Professor emeritus teknik mesin dan sains dari University of Manchester, Salim TS. Al-Hassani menjelaskan, ketiadaan nama ilmuwan Muslim perempuan bukan berarti mereka benar-benar tidak ada. Akan tetapi, itu hanya dampak dari kelangkaan informasi yang mengangkat eksistensi mereka.
“Ada titik buta dalam buku-buku pelajaran Sains, Teknologi, Teknik, dan Matematika (STEM) di sekolah-sekolah, serta dalam mata kuliah Sains dan Teknik di universitas.

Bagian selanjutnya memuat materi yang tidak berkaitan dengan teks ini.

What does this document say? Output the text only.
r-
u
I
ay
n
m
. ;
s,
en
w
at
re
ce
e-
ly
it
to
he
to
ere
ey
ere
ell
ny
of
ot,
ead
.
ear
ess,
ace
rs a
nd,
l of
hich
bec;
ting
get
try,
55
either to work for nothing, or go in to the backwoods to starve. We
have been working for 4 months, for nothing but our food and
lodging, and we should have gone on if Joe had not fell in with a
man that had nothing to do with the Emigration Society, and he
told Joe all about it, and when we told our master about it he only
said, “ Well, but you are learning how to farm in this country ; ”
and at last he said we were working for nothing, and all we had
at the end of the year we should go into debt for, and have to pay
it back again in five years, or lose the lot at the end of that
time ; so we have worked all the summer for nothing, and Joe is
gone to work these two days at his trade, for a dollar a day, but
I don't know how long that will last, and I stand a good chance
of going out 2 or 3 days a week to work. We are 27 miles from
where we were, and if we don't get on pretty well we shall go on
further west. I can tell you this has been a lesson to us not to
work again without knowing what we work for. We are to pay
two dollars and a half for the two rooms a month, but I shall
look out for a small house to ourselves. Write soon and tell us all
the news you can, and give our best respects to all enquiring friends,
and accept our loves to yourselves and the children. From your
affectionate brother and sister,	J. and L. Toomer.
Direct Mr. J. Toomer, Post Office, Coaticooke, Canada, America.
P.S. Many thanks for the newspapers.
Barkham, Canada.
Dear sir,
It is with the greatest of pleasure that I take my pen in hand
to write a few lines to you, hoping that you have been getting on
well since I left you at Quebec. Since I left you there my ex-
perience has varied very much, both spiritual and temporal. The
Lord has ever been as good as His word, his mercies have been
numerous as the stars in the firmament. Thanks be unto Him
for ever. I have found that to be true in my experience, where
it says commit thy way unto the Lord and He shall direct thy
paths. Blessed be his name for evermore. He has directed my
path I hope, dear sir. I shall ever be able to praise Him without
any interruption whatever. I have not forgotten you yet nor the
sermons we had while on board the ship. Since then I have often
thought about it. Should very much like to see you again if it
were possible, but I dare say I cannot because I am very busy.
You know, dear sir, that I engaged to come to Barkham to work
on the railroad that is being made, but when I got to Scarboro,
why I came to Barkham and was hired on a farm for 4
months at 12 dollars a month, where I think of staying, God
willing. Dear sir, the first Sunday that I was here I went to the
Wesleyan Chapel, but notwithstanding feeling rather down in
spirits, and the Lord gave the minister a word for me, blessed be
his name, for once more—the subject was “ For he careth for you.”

Ini merupakan bagian dari kurangnya informasi secara umum mengenai kontribusi masyarakat non-Eropa terhadap ilmu pengetahuan, teknologi, dan kedokteran,” katanya, saat menyampaikan materi dalam Ijtimak Ilmuwan Islam Antarabangsa, di Malaysia pada Juli lalu, seperti dikutip dari Muslim Heritage, pada Sabtu, 26 Agustus 2023.
Al-Hassani melanjutkan, dalam survei terbaru yang Foundation for Science, Technology, and Civilization (FSTC) di Inggris Raya, kelangkaan informasi juga terjadi akibat lompatan urutan dan kesenjangan yang merentang lebih dari seribu tahun.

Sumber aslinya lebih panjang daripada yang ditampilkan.